Token Generation with Axial Transformers

AudioLM-like model

Token decoding with AudioLM-like strategy. We decode the token indices (frequency) column-by-column, in a raster-scan order across time and depth. Starting from (time=0, depth=0), we predict the following depth's indices, i.e., (time=0, depth=1) and (time=0, depth=2). Then, we decode the indices of time 1: (time=1, depth=0), (time=1, depth=1), and (time=1, depth=2). We use a single Time-Frequency Transformer (TF-Transformer) to achieve this.


AudioLM-like model

Implementation of the AudioLM-like strategy. A TF-Transformer takes a start-of-sequence token as input and decodes the first column from (frequency=0, time=0, depth=0) to (frequency=F-1, time=0, depth=0). For simplicity, the number of frequency bins F is set to 2, while it is 32 in practice. Then, the column-by-column decoding is performed, as illustrated in the above figure. Before passing to TF-Transformer, we convert the decoded indices (denoted as Q) into discretized vectors by codebook lookup and apply a single linear layer. These preprocessed features are denoted as x. Then, add time-frequency positional encodings, which is a concatenation of time-axis and frequency-axis encoding vectors. We finish the decoding if the transformer outputs end-of-sequence tokens. To condition the generation process, we append the reference signal encodings z to the input.


AudioLM-like model

Token decoding with the RQ-Transformer-like strategy. We use the same ordering used in the AudioLM-like method, but we use a separate Depth Transformer to decode across the depth axis.


AudioLM-like model

Implementation of RQ-Transformer-like strategy. Instead of processing every depth, the TF-Transformer computes a context vector for every time frame. Then, each context vector is passed to the Depth Transformer, which performs autoregressive decoding across the depth axis.


AudioLM-like model

Token decoding with VALL-E-like strategy. Instead of the time-depth raster scan order, we first predict the (coarse) depth-0 tokens with a TF-Trasnformer. Then, we decode the entire token map of each following depth with another TF-Transformer.


AudioLM-like model

Implementation of the VALL-E-like strategy. We decode the depth-0 tokens autoregressively using the first TF-Transformer like we did in the AudioLM-like model. Then, the decoded tokens are preprocessed and passed to the second TF-Transformer. The second transformer also accepts the conditioning latent z and another depth encoding to differentiate different depths. Unlike the first transformer, the second one does not have any causal mask; each token can globally access any other one. Since we use residual quantization of 3 codebooks, we need to pass the second transformer twice to decode the entire indices.


AudioLM-like model

Transformer architecture. The TF-Transformer (left) stacks 4 identical blocks, where each block consists of two transformer encoder layers, one for the frequency axis and the other one for the sequence (time or flattened time/depth) axis. In other words, these two layers treat time axis and frequency axis as a batch axis, respectively. The TF-Transformer uses causal masks for the time-axis layers when we use it for the RQ-Transformer-like strategy or depth-0 decoding of VALL-E-like method. The Depth Transformer (right) is simply a stack of two causal encoder layers. In the figure, C, F, S, T, and D denote channel, frequency, sequence, time, and depth, respectively.

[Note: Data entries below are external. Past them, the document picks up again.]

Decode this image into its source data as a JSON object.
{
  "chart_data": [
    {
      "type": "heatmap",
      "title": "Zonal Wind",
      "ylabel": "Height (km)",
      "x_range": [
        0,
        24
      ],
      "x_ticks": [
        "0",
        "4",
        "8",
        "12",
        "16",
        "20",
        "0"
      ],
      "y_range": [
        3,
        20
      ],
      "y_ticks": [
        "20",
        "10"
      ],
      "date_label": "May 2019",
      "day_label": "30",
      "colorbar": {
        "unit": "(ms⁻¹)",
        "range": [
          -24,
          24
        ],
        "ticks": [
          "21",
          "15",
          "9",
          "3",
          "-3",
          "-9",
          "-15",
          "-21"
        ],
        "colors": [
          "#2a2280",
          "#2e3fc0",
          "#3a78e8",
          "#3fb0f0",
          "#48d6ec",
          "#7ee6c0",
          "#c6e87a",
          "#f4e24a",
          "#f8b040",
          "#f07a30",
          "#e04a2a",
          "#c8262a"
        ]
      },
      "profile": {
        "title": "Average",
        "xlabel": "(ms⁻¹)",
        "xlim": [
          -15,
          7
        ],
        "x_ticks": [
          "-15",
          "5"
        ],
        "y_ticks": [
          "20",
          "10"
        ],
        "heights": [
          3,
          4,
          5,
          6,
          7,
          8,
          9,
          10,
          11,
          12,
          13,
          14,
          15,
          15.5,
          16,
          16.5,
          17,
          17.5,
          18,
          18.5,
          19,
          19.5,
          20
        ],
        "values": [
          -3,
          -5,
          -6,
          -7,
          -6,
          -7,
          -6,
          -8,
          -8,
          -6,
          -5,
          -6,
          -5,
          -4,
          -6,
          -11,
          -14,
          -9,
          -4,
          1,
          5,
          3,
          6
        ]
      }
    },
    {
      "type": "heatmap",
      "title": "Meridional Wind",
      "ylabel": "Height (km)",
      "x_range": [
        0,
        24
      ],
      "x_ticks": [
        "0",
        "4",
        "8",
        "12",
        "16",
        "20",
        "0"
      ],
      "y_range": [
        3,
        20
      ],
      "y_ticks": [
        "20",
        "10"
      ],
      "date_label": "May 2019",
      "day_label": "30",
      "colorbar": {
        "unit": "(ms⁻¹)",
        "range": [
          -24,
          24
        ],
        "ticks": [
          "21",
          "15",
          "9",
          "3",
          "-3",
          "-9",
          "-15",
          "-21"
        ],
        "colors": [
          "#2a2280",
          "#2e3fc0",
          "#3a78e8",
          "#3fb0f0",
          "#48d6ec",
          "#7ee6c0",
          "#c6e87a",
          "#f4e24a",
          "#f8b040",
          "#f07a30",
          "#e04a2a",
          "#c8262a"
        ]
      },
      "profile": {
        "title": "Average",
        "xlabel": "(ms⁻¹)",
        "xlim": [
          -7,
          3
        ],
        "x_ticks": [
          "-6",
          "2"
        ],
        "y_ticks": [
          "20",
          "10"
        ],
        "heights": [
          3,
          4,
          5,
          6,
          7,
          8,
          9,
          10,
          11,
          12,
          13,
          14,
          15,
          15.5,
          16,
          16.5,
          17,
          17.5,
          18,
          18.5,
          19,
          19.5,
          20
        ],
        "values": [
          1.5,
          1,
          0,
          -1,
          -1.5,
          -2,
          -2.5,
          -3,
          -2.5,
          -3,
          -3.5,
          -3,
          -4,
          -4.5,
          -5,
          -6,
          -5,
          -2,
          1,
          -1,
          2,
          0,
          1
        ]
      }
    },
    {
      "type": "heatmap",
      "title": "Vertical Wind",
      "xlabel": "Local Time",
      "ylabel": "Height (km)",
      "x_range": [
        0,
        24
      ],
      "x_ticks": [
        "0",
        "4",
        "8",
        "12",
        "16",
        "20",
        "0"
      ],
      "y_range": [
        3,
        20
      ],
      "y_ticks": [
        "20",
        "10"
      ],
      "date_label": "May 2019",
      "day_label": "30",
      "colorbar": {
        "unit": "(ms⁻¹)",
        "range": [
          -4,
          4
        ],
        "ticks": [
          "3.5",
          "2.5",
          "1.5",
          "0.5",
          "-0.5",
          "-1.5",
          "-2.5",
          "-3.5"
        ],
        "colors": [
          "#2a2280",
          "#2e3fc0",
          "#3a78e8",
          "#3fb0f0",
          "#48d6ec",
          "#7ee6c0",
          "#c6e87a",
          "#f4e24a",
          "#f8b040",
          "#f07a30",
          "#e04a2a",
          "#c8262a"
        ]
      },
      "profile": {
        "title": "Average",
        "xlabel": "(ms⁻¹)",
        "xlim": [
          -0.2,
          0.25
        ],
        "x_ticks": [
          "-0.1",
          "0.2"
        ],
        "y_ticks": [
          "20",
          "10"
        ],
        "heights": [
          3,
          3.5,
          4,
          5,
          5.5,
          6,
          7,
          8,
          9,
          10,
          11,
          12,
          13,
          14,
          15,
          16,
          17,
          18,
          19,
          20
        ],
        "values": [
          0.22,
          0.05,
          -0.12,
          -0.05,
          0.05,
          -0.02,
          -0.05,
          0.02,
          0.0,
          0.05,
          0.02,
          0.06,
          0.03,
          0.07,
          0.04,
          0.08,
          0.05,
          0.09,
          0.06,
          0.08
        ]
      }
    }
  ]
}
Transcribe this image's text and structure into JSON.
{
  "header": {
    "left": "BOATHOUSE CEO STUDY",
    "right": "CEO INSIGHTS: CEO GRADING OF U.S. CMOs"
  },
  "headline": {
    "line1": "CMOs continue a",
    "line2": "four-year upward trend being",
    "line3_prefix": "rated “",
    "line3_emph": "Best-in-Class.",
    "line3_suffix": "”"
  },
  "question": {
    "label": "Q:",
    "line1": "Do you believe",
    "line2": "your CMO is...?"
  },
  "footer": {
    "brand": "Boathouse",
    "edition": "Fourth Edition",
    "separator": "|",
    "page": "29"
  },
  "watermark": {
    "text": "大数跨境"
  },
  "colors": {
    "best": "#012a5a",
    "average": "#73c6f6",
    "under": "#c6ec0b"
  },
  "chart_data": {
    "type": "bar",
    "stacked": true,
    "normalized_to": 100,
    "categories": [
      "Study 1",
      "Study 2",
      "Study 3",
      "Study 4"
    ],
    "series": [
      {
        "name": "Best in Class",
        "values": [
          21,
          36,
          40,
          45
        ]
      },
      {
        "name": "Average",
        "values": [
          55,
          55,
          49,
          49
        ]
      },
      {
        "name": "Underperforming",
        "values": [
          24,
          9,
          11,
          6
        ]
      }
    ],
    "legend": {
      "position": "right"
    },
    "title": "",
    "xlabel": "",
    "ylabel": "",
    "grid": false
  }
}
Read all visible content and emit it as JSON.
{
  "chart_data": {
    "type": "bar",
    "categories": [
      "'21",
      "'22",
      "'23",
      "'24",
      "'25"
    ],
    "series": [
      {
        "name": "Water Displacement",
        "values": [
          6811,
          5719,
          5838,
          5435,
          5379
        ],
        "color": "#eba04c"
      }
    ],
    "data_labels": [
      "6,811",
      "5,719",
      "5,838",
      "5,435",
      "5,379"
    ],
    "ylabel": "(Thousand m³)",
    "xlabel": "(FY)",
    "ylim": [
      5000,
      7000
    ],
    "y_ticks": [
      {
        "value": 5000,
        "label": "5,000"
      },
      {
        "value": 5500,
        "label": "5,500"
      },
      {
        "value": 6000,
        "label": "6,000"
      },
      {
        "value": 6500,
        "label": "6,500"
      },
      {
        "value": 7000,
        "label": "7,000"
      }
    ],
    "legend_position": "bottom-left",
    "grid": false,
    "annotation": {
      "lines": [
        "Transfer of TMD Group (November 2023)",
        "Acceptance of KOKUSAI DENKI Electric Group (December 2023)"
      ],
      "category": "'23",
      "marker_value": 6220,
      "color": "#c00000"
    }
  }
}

Conditional Generation with Reference Encoder

AudioLM-like model

Reference encoder architecture. We borrow the MFTAA-Net, which is known for its state-of-the-art speech enhancement performance. Specifically, we use only its encoder part with the following modifications. (i) We replace the frequency-axis stride of the downsampling convolutions with the time-axis stride, and (ii) use the filterbanks for the frequency downsampling instead. (iii) Then, we add attentive pooling to summarize the features across the time axis. The AxialSelfAttention from the MFTAABlock consists of frequency-axis and time-axis self-attention. The MultiDilatedConv2d is a 4-group two-dimensional convolutional layer, which has a kernel size of (3, 7), a stride of (1, 2), and a dilation factor of [1, 2, 4, 8] (assigned for each group).